FIG. 1 is a mechanical configuration diagram of a part in a heating furnace according to an embodiment of the present invention.

FIG. 2 is a side sectional view and an electric control system diagram taken along the line − of the embodiment of FIG.

FIG. 3 is a front view of the overall configuration of another embodiment of the present invention.

FIG. 4 is a side view showing a main portion of another embodiment of the present invention with a part cut away.

FIG. 5 is a comparative work temperature characteristic diagram of an example of the present invention and conventional example 1.

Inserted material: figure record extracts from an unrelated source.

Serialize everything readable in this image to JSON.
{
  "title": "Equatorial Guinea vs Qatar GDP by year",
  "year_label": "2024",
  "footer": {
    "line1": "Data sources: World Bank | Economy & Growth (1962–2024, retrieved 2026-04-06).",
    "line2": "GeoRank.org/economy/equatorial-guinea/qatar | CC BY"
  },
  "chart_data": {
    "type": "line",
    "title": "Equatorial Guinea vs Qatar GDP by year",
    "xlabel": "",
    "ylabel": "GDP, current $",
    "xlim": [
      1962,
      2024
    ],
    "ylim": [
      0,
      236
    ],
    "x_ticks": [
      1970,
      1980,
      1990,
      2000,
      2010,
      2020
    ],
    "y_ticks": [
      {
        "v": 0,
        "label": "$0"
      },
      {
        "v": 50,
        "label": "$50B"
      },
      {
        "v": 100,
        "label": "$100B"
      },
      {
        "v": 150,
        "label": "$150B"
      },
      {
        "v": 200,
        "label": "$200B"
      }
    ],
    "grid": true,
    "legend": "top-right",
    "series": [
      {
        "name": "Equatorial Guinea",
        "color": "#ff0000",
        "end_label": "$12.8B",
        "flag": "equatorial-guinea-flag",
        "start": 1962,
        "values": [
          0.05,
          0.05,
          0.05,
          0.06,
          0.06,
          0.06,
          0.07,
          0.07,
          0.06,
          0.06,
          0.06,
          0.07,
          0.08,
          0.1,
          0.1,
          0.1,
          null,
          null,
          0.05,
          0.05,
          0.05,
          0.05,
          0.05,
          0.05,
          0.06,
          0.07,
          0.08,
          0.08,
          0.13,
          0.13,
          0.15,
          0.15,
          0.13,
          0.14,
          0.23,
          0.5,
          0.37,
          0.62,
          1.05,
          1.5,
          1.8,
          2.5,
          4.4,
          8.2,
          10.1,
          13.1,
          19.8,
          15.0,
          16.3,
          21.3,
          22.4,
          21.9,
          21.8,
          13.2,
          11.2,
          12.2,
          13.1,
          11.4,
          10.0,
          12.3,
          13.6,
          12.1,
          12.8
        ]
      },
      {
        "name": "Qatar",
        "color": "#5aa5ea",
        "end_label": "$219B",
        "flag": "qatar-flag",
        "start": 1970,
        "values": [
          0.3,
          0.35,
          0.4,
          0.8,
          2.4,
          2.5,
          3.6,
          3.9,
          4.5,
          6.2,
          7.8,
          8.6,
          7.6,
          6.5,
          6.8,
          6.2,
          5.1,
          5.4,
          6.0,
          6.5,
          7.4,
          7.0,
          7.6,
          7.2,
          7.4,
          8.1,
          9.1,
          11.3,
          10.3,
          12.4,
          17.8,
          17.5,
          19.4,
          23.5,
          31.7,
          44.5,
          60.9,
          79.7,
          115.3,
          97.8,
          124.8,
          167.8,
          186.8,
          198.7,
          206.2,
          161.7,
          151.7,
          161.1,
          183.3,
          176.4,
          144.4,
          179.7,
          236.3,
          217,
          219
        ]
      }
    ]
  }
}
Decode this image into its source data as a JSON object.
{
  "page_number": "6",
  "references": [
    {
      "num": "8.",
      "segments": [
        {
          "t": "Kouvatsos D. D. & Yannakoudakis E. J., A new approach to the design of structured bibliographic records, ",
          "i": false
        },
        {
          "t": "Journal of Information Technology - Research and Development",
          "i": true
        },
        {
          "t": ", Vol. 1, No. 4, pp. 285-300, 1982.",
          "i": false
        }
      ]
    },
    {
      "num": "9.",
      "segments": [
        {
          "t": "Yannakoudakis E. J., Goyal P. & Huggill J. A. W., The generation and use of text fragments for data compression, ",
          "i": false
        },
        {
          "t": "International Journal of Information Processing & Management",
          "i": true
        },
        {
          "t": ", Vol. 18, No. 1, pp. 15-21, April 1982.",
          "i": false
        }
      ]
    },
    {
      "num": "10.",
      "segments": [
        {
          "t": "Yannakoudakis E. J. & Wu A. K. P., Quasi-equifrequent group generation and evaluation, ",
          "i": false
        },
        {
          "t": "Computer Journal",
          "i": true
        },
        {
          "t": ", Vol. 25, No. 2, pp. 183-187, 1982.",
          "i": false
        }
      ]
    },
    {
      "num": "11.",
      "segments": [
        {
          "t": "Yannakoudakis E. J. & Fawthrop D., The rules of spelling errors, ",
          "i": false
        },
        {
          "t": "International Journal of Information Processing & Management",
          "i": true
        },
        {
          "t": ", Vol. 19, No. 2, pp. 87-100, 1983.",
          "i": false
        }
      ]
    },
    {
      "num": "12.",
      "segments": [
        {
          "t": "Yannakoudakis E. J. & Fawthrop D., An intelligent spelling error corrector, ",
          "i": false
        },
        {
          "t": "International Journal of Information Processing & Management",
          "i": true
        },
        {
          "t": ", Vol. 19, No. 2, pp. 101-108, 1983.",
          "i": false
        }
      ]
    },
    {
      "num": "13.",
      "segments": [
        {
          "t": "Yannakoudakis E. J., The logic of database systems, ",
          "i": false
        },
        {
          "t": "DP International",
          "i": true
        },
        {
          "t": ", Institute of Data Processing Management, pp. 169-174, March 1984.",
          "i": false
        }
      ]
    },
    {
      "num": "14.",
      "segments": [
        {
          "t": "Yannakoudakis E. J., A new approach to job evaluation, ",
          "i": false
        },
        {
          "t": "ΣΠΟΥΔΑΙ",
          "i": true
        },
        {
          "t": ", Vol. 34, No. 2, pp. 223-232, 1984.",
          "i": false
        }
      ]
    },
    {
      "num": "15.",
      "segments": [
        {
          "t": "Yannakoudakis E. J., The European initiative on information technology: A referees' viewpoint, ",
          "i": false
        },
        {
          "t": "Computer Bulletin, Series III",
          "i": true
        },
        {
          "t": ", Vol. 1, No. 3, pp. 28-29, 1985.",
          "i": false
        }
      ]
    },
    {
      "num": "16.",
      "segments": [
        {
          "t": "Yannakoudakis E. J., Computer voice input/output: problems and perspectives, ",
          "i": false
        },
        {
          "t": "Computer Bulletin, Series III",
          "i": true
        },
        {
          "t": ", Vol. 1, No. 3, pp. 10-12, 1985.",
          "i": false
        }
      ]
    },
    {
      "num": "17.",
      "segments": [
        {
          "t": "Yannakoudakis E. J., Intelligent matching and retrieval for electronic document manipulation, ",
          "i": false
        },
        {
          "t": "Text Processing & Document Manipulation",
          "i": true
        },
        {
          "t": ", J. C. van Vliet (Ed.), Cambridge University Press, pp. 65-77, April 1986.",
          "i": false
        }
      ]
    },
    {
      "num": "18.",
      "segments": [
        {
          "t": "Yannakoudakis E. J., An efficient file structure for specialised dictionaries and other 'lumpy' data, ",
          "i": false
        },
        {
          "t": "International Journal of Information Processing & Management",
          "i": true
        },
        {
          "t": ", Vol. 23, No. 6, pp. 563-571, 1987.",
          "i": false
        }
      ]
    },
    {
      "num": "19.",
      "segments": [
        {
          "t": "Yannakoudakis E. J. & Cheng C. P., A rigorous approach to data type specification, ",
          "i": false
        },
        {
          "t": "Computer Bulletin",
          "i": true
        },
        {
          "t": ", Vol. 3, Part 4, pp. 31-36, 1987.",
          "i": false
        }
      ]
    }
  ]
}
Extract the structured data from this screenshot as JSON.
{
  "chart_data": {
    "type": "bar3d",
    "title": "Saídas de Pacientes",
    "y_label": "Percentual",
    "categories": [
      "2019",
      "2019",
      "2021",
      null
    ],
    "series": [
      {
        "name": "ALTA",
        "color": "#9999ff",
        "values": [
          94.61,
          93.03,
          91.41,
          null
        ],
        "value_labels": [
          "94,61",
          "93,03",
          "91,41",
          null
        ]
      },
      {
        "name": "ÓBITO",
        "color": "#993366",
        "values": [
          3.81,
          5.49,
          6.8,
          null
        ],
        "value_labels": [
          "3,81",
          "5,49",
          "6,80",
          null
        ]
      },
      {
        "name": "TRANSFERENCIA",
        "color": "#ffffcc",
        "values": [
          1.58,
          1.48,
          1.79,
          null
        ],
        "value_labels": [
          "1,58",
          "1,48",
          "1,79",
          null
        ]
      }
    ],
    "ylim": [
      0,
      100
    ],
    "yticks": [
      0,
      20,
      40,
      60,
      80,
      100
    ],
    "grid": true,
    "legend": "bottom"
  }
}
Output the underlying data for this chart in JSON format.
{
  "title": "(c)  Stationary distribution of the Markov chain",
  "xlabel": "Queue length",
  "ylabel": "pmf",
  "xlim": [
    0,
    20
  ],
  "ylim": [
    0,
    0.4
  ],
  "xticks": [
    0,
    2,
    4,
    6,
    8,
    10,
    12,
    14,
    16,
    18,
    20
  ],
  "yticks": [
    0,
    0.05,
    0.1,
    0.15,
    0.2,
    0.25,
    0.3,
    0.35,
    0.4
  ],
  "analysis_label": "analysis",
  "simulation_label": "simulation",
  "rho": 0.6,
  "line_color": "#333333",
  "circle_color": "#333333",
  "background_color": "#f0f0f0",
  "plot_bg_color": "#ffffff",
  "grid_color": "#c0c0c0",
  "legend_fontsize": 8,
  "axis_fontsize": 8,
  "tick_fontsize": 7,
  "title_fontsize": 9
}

FIG. 6 is a block diagram illustrating a mechanical configuration of a conventional example.

[Explanation of symbols]

1 brass pipe 2 Compressed air outlet 3 heater 4 insulation 5 Work support mechanism 6 Solenoid valve 7 Sequencer 8 compressed air flow 8a compressed air 9 Hot air flow 10 idlers 11 Exhaust damper 12 Support roller 51 Medium workpiece temperature characteristic curve 52 Large workpiece temperature characteristic curve of the present invention 53 Large workpiece temperature characteristic curve of conventional example 54 Small workpiece temperature characteristic curve of the present invention 55 Small workpiece temperature characteristic curve of conventional example 401 First disk 402 Second disk 404 drive motor 406 concave center 407 Spindle 441 Revolution axis 456 constant output spring 480 Motor for rotation 472 concave center Ws1 small work Ws2 small work Wsn small work WM1 Medium work WM2 Medium work WMn Medium work WL1 large work WL2 large work WL3 large work WLn large work

Claims (2)

(57) [Claims] 1. When heating works having different masses in the same heating furnace under the same heating conditions, compressed air is blown only from a large work and a small work from a nozzle installed in the furnace. A method for heating a work in a furnace, which is characterized by the above. 2. A switching solenoid valve for controlling ON / OFF of compressed air according to a command from a sequencer based on information of a mass of a work read in advance according to a type of the work when the work is mounted on a heating furnace. The method for heating a work in a furnace according to claim 1, wherein the compressed air is blown automatically according to the mass of the work while the work is circulating in the heating furnace.